I applied to a bunch of potential schools and english centres in China today. Most were in and around Beijing, but there were two in Shanghai, one in Guangdong province, and another in Nanjing.
I get restless on weekends and watch too much TV. I broke up my time by re-reading The Perks of Being a Wallflower, as pictured here. It took me about two and a half hours to get through the whole thing. I hadn't read it since high school, so it was refreshing and I think I just actually got it this time around. It's funny, once you've gone through some of the things that Charlie goes through in the story, or you've experienced some of his feelings, you relate in an entirely different way. You can see yourself again, back at that "low point", that part of your life that everybody shies away from.
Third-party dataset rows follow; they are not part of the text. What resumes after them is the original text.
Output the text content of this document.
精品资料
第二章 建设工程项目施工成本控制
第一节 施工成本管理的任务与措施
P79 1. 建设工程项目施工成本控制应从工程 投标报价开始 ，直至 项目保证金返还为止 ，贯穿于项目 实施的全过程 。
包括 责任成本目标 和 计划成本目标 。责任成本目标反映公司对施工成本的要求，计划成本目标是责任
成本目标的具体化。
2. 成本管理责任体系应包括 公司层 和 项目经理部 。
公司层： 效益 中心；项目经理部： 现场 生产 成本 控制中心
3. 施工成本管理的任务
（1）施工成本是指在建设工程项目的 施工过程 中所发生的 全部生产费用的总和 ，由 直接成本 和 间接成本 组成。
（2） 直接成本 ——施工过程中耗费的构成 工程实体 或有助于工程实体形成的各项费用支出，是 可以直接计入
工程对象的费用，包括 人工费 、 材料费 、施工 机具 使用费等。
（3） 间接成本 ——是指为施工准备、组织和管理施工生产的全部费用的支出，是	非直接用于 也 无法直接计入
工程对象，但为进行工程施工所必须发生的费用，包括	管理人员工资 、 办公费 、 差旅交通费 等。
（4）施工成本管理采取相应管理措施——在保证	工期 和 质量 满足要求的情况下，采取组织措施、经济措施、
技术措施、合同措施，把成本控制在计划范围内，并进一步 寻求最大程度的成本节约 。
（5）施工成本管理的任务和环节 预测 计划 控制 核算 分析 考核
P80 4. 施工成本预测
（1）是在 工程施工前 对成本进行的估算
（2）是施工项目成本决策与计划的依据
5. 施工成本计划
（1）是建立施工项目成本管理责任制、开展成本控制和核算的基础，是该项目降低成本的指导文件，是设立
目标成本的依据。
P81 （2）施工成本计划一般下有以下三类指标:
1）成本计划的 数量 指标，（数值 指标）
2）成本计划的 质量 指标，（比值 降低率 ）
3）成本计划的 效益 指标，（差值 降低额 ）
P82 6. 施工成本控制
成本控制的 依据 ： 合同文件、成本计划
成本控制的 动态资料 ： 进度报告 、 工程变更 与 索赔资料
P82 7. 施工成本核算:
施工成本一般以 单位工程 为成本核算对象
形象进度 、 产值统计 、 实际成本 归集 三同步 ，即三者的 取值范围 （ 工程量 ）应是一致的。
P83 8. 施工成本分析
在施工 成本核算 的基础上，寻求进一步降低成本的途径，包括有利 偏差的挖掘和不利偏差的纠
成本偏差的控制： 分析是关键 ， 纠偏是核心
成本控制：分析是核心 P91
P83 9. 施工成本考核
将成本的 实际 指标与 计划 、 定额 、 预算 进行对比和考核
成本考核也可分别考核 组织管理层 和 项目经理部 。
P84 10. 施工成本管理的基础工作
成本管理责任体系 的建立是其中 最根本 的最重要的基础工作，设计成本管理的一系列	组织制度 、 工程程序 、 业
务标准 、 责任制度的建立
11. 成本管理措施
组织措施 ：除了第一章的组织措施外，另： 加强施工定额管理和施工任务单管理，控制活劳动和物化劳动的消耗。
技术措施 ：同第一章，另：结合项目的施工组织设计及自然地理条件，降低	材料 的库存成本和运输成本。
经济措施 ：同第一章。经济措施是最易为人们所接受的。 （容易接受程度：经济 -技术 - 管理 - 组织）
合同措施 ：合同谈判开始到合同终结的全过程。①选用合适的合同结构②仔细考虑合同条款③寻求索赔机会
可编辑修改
And the whole time these thoughts beat against your skull likes moths in a lantern, and what hurts the most is that nobody will even try to come down to your level and relate. Maybe that's why I secured my first real best friend - she was on the same pills, she could joke about those truly difficult, painful nights, she could actually get what I was saying and counteract with her own experiences. Reading Charlie's letters make me feel a little like that again; like I'm not alone when I sink myself into those memories, and that somebody else felt the crippling exhaustion of it all, and most of all the numbness that comes with it, shutting down your mind and your body until all you can do is sit and stare and walk around like a zombie, minus the whole eating people thing. I've come a long ways since week-long bedroom vigils.
I hate to sound like some teenager off myspace who listens to FFTL and writes bulletins about how much they hate their parents. I love my parents, I really do, and I think my life is both beautiful and absurd. It's just these Sundays where you feel like a Smiths song and your brain aches from a painful story but in the end, you're content.